Here’s the thing though. Back in the Dark Ages before cloud services, everyone had to self host. We had a Data General AViiON server (DG/UX FTW!) in a dedicated room, and one of the first RAID arrays in Australia (predecessor of CLARiiON).

The cover was off the front of the array for some reason, and I had to squeeze past a coworker to get out of the room.

Sitting down at my Wyse60 terminal to do some work, a bunch of errors started appearing on my screen. Turns out, I had also “squeezed past” the power button on the RAID array, which was normally recessed - but not when the cover was off. I’d inadvertently shut down the whole system. Fortunately we were in preproduction so nobody really noticed. But it scared the crap out of me.

I knew someone at a small bank who told me they were also susceptible to similar problems. Just one big server, let’s hope it doesn’t go down.

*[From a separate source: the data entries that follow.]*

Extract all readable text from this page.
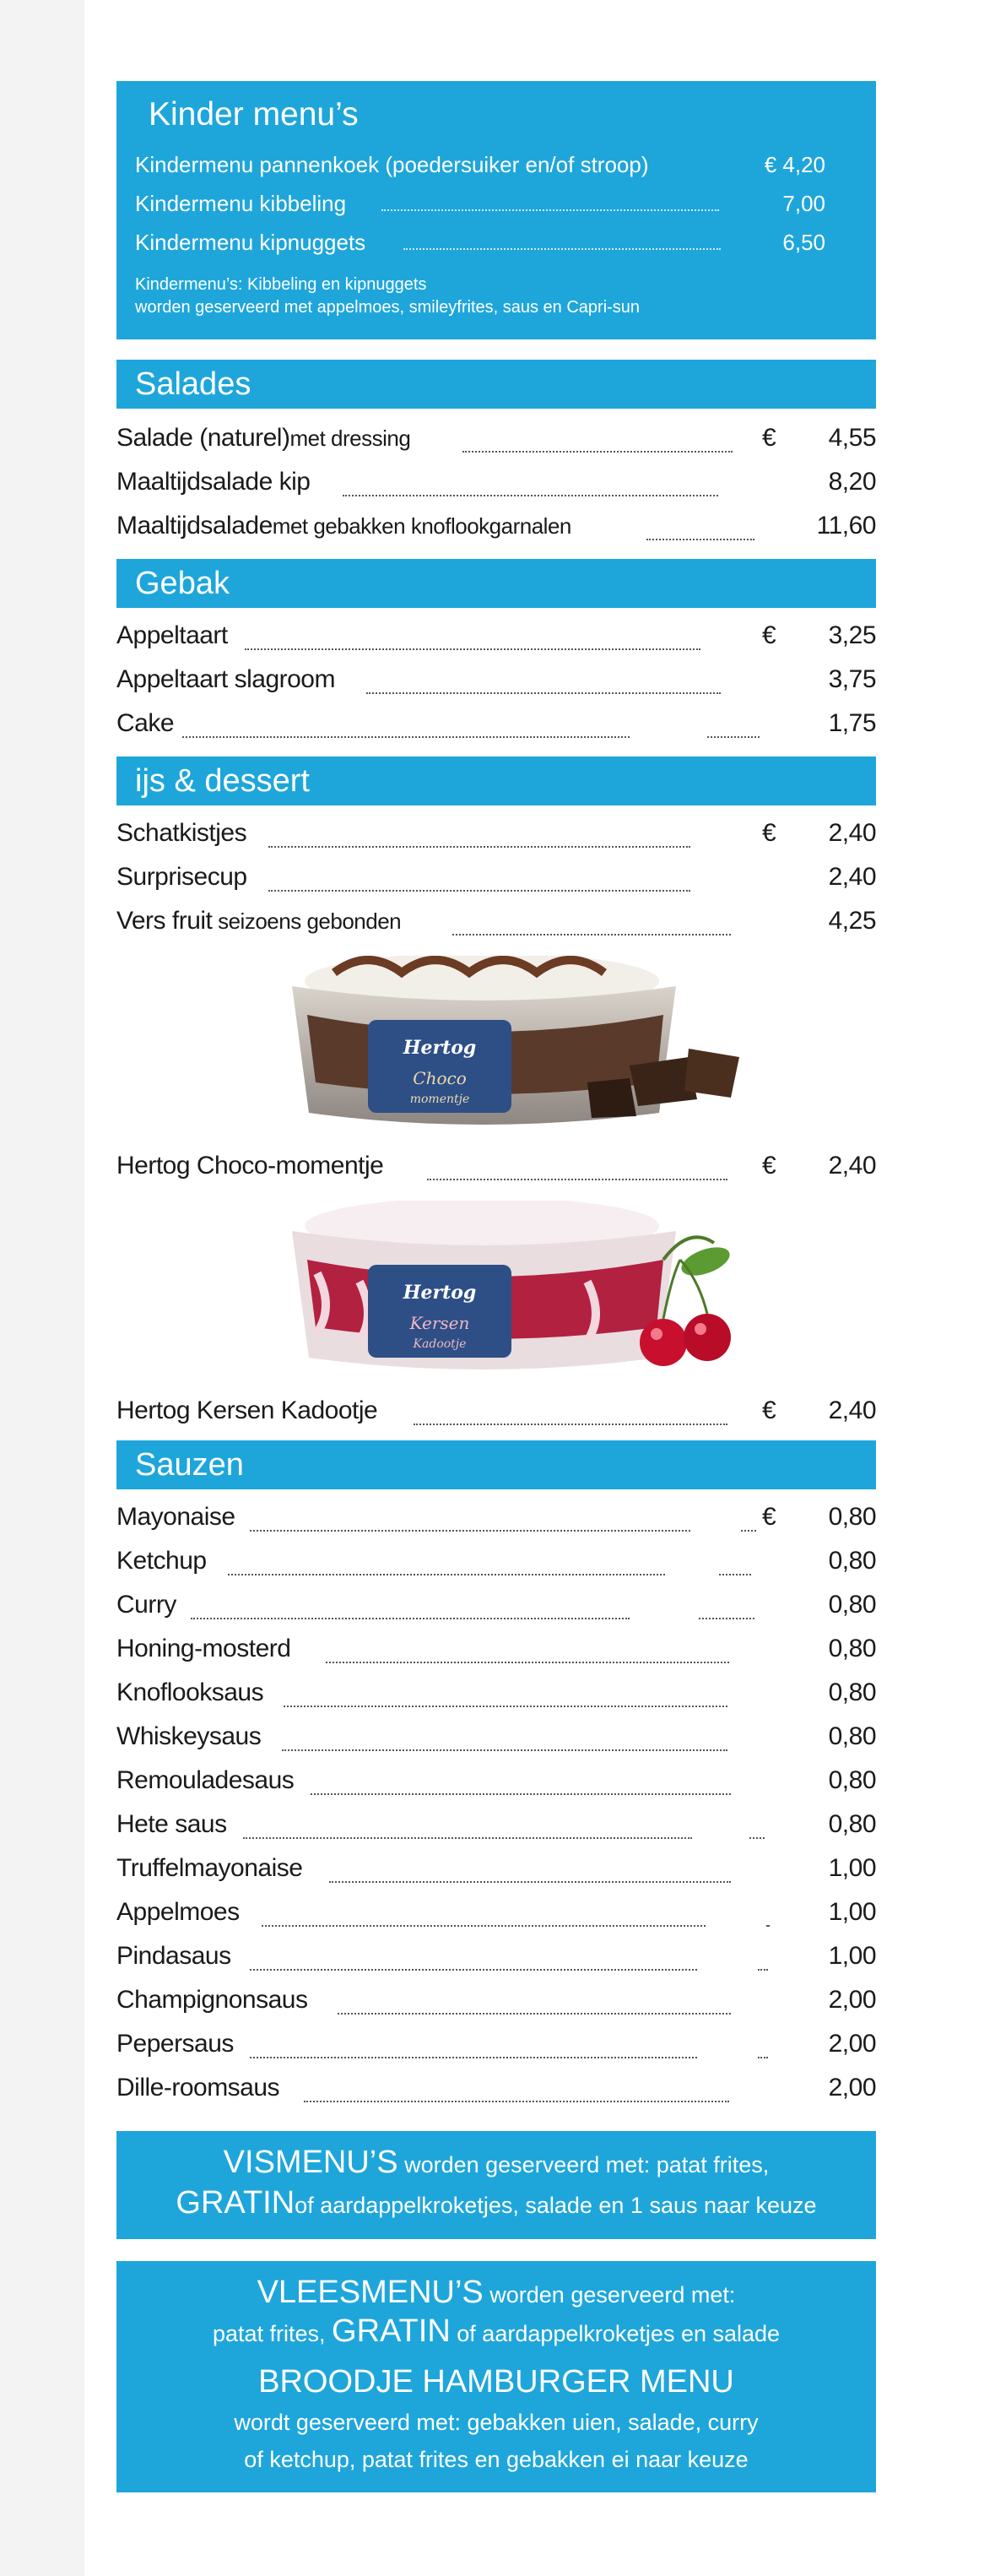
Kinder menu’s
Kindermenu pannenkoek (poedersuiker en/of stroop)	€ 4,20
Kindermenu kibbeling	7,00
Kindermenu kipnuggets	6,50
Kindermenu’s: Kibbeling en kipnuggets
worden geserveerd met appelmoes, smileyfrites, saus en Capri-sun
Salades
Salade (naturel)met dressing	€ 4,55
Maaltijdsalade kip	8,20
Maaltijdsalademet gebakken knoflookgarnalen	11,60
Gebak
Appeltaart	€ 3,25
Appeltaart slagroom	3,75
Cake	1,75
ijs & dessert
Schatkistjes	€ 2,40
Surprisecup	2,40
Vers fruit seizoens gebonden	4,25
Hertog
Choco
momentje
Hertog Choco-momentje	€ 2,40
Hertog
Kersen
Kadootje
Hertog Kersen Kadootje	€ 2,40
Sauzen
Mayonaise	€ 0,80
Ketchup	0,80
Curry	0,80
Honing-mosterd	0,80
Knoflooksaus	0,80
Whiskeysaus	0,80
Remouladesaus	0,80
Hete saus	0,80
Truffelmayonaise	1,00
Appelmoes	1,00
Pindasaus	1,00
Champignonsaus	2,00
Pepersaus	2,00
Dille-roomsaus	2,00
VISMENU’S worden geserveerd met: patat frites,
GRATINof aardappelkroketjes, salade en 1 saus naar keuze
VLEESMENU’S worden geserveerd met:
patat frites, GRATIN of aardappelkroketjes en salade
BROODJE HAMBURGER MENU
wordt geserveerd met: gebakken uien, salade, curry
of ketchup, patat frites en gebakken ei naar keuze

Cloud services - especially IaaS - _enable_ diversification, and it sounds like UniSuper’s IT team should be congratulated for understanding what this really means in the context of networked services. Diverse networks, diverse suppliers, diverse geography.

Without cloud services, none of this is feasible for most SMEs.

There are plenty of things we can complain about with the cloud but “someone clicking the wrong button” is even more of a risk if you run your gear in house.